Am I a tower block or am I a person? Is my interiority like this too, like Paul Philipson’s photographs, the cold corridors and strip-lights of the mind? What if I jumped from here right now? Jan Deckner’s images seem to be asking us this. I could, it would be easy. I would have my moment of psychosis and it would all be over, I could return to the ‘Real’ of Lacan. Or I could come back as weeds, waiting outside in the wind and in the rain and in the sun. You would never see me again. Can I be seen here any way? Who is watching me? Surveillance cameras or the camera of an artist? What is the difference? These spaces are all the same. Paul Philipson photographs Beijing, but it might be a tenement in the former Yugoslavia, if it weren't for the air-con units decorating the exterior like so many metal lungs.

These are some of the voices and questions, echoes and hesitant utterances that seem to speak into and from all of the photographs in this exhibition. Post-colonial urban modalities are the subject; no one owns this place any more but all are possessed by it. The colonials have gone leaving freedom and weeds and broken air-con units. Who is our oppressor now? To whom shall we go when things break down, when we break down? The corridors are policed not by any nameable authority but by our own internalised 'big Other'. We are our own keepers and how do we keep from harm? We are free from oppression aren't we? Free to do what we like, to be what we like, to make others be what we don't like. Welcome to freedom. Congratulations. History is over. Let's fuck.

But it is not intimacy we crave (there is too much of it here already in these stacked up dwellings); what we want is to be alone: to annihilate the other. In sex, perhaps, a moment's release can be had, the fleeting glimpse of a world beyond beliefs, for it is only belief that keeps us 'here'. A fleeting moment lost to ourselves, like in Paul Knight's stark and beautiful photographs of couples. Because we are never so alone as during sex, when all otherness is obliterated; it is only through difference – I and not I – that we can see each other and hence ourselves.
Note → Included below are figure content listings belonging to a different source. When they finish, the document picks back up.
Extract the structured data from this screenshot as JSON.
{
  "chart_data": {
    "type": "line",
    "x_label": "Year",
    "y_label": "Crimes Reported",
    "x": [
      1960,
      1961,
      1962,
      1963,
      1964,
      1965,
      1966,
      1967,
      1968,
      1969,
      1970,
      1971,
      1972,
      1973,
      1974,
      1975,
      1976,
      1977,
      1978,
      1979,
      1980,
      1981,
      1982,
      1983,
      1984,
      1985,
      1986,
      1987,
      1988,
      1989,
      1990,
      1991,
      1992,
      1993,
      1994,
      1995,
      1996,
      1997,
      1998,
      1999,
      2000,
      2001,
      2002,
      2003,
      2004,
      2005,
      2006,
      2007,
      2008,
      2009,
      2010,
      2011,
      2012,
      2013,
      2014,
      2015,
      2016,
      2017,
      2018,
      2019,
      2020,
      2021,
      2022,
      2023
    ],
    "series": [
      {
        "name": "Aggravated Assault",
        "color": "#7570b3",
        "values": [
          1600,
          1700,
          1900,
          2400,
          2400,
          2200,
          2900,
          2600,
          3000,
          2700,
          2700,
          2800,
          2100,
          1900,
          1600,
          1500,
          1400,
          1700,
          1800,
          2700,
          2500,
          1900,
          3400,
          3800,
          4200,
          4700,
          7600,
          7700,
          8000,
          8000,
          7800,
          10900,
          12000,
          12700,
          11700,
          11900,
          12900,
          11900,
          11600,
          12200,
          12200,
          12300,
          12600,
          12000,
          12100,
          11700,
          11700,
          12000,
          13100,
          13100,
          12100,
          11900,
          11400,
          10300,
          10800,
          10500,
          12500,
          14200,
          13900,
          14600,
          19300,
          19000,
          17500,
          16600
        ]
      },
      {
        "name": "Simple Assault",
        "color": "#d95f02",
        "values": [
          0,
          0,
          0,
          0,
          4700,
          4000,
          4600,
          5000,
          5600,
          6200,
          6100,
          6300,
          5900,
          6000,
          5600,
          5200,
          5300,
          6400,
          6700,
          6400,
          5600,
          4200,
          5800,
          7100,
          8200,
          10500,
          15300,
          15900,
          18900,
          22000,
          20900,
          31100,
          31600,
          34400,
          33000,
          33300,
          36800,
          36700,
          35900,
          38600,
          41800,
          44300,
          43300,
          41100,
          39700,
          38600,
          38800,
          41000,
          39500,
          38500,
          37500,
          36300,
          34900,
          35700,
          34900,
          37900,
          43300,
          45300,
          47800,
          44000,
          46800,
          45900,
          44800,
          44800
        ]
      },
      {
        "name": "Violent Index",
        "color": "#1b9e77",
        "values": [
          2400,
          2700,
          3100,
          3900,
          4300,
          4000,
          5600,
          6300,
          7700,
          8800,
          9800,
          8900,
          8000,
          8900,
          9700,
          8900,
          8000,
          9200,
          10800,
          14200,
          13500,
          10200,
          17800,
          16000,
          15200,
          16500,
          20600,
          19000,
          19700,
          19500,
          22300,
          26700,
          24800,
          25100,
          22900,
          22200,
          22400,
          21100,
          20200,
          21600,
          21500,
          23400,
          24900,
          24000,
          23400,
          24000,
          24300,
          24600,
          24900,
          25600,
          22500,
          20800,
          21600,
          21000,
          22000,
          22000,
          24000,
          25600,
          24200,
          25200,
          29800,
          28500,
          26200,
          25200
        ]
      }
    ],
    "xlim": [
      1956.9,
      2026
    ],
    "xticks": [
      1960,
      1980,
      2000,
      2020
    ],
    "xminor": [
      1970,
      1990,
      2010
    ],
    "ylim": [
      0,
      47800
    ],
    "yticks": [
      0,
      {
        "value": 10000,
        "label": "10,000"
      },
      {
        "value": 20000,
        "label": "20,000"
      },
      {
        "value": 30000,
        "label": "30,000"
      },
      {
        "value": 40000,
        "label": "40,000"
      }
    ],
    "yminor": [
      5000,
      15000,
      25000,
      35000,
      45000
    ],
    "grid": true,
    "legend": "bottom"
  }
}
And what about Lucille Nolan’s constructed city? Layered with nostalgia for a mode of production when we had everything to live for, these dark bridges and walk ways, these chimneys, this industry oppressed us, the enemy in plain view, we can cope with that can't we? We can point to that and we can romanticise our alienation. But subtly, unlike the photographers of sweet Modernism (it seems so long ago!) these pictures acknowledge their lack of objecthood. ‘We are simulacra…’, they utter, and we respond because we are just images too.

These photographs mean nothing. In a world without meaning how could it be otherwise? So we have building next to person. Each a portrait, each an internally divided and more or less inhabited space. Hostility within and hostility without. The world represented here, particularly in the work of Darren Sylvester, seems contrived to confound us, to entrap us in never ending tessellations of nothingness. And the photographs themselves repeat this game of illusory surface. ‘Come in…’, they invite, ‘I am nothing’. And Photographs have always been nothing. An envelope, Barthes said, delivering their message, but that was back in the primitive days of structuralism; now we have envelopes containing envelopes containing envelopes, Nietzsche’s ‘masks’. Nothing to be delivered from nowhere to nowhere; scratch the surface and what do you get? More surface.

The overarching sense here is one of longing. We pit ourselves against the postmodern world. There is nowhere to run to, and nowhere to run from. These pictures are as impenetrable as the city itself; more so. Romantic alienation has not gone away. We can still find meaning in the heroic. Even Paul Knight’s forensically photographed scenes of sex keep us locked out. Shine a light into the dark and all you see is darkness more clearly. Photograph a city and its people and its places, go in close like Nan Goldin, step back like Andreas Gursky, either way nothing. We do not get closer or further from anything because we take ourselves and them with us and in the end all we see is our own attempt not to make sense.